No puedo asegurar que haya entendido por completo el desacertado y aborrecible editorial de Sutton, porque su lógica es confusa. ¿Está enfadado con la gente rica o sólo con los demócratas ricos? ¿Está molesto con el mundo porque la promesa del sueño americano (blanco) no se hizo realidad en las diminutas y olvidables páginas de The Democrat-Reporter?
He leído un grupo de insultantes editoriales racistas, sexistas, nacionalistas en el periódico de Sutton, y creo que ese es el problema verdadero: todavía somos un país que le da un espacio y tiempo ilimitados al discurso del patriarcado blanco.
Sutton lleva décadas publicando editoriales repugnantes y sin embargo tan familiares. Nadie lo ha frenado. Se lo ha dado por perdido, como un hombre que ejercita la libertad de expresión. Pero este editorial y el comentario subsiguiente de Sutton es más que un comentario descolorido; sus palabras incitan a un acto repugnante, violento. ¿No era Bobby Frank Cherry, condenado por homicidio en el 2002 por su papel en el bombardeo de la Iglesia Bautista de la calle 16 en 1963, sólo un hombre que hablaba libremente con una lengua explosiva? ¿Cuántas personas negras han sido asesinadas en nombre de la libre expresión?
El día de las elecciones en el 2016 observé a gente llorar y preguntarse cómo podíamos superarlo. Muchas de esas personas eran blancas. El miedo que siempre tuve -desde la niñez, desde Rodney King, desde Sean Bell, desde Trayvon Martin, desde Sandra Bland, desde Nia Wilson, desde siempre, desde que a la orilla de nuestra propia casa, desde que el algodón nos ahogó hasta el silencio, desde 1963 y la iglesia sangrienta, desde que Emmett Till era un dulce niño negro a quien le molieron los ojos a golpes y le desdibujaron la sonrisa a rasguños, desde que la prisión nos robó, desde que Bill Clinton y Ronald Reagan nos encerraron, desde que Emantic Bradford Jr. fue asesinado en Riverchase Galleria en mi ciudad natal- se elevó un poco más en mi garganta.
¿Qué calle tomaría esa fatídica “equivocación”? ¿Dónde podría estar escondiéndose el Klan esta vez? ¿En una esquina oscura? ¿En un hombre de negocios bien trajeado? ¿En el Congreso? ¿En un uniforme de policía? ¿En una pastelería? ¿En la toga de un juez? ¿En un carcelero? ¿En el dueño de un arma? ¿En una gorra roja y una bandera estadounidense?
Goodloe no es el único estadounidense que quiere la muerte de otros estadounidenses o de otras personas que viven en Estados Unidos.
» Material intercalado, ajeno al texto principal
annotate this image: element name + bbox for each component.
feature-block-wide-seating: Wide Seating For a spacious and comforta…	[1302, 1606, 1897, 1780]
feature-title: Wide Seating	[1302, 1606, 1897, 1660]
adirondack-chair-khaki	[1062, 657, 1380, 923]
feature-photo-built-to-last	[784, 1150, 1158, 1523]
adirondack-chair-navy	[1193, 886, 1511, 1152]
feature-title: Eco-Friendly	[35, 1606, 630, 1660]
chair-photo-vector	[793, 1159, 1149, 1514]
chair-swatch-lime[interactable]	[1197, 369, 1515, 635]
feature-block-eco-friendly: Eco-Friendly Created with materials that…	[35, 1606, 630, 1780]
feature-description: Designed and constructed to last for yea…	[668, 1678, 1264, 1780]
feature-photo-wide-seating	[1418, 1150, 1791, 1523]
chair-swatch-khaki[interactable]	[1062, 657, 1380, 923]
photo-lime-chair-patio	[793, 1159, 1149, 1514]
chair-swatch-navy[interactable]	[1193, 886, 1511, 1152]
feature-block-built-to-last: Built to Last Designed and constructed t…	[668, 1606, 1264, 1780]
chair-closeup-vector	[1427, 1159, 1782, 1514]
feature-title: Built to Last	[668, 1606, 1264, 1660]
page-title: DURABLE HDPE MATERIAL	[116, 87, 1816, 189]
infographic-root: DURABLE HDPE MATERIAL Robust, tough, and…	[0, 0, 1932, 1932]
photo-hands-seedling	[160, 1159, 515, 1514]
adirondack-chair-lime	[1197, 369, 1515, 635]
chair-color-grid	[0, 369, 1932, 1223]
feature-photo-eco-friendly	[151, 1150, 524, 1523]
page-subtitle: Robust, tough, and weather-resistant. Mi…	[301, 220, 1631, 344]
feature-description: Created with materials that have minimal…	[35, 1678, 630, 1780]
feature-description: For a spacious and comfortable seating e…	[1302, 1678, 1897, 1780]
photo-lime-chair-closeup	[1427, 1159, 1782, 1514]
Sus palabras deberían ser condenadas, sí, pero, ¿qué hay de los incontables intolerantes disfrazados cuyas túnicas blancas se parecen a las ropas que vestimos, a los uniformes en que confiamos?
¿Cómo podemos en esta vigorosa era de intolerancia vigorizada (no se equivoque, nunca erradicamos realmente el racismo, la opresión, la misoginia, la discriminación) desmantelar a los perpetuadores que están a plena vista de este sistema injusto y asesino?
No es suficiente resaltar las instancias flagrantes de racismo, no ahora, en un país cuya complacencia y entusiasmo por reivindicar el progreso ha resultado en este presidente, en esta cultura de división, en este ataque continuado contra la gente de color, contra la comunidad Lgbtq+, contra aquellos afectados por la pobreza y la gente discapacitada. Sí, debemos hacer responsables a aquellos que sostienen (o alientan) al que sostiene la soga del verdugo, pero, ¿y qué hay con la esposa que planchó su elegante cuello? ¿Qué pasa con el espectador que nunca abre su boca para decir basta?
Goodloe Sutton es un problema de todos. La pregunta ahora es: ¿qué haremos al respecto?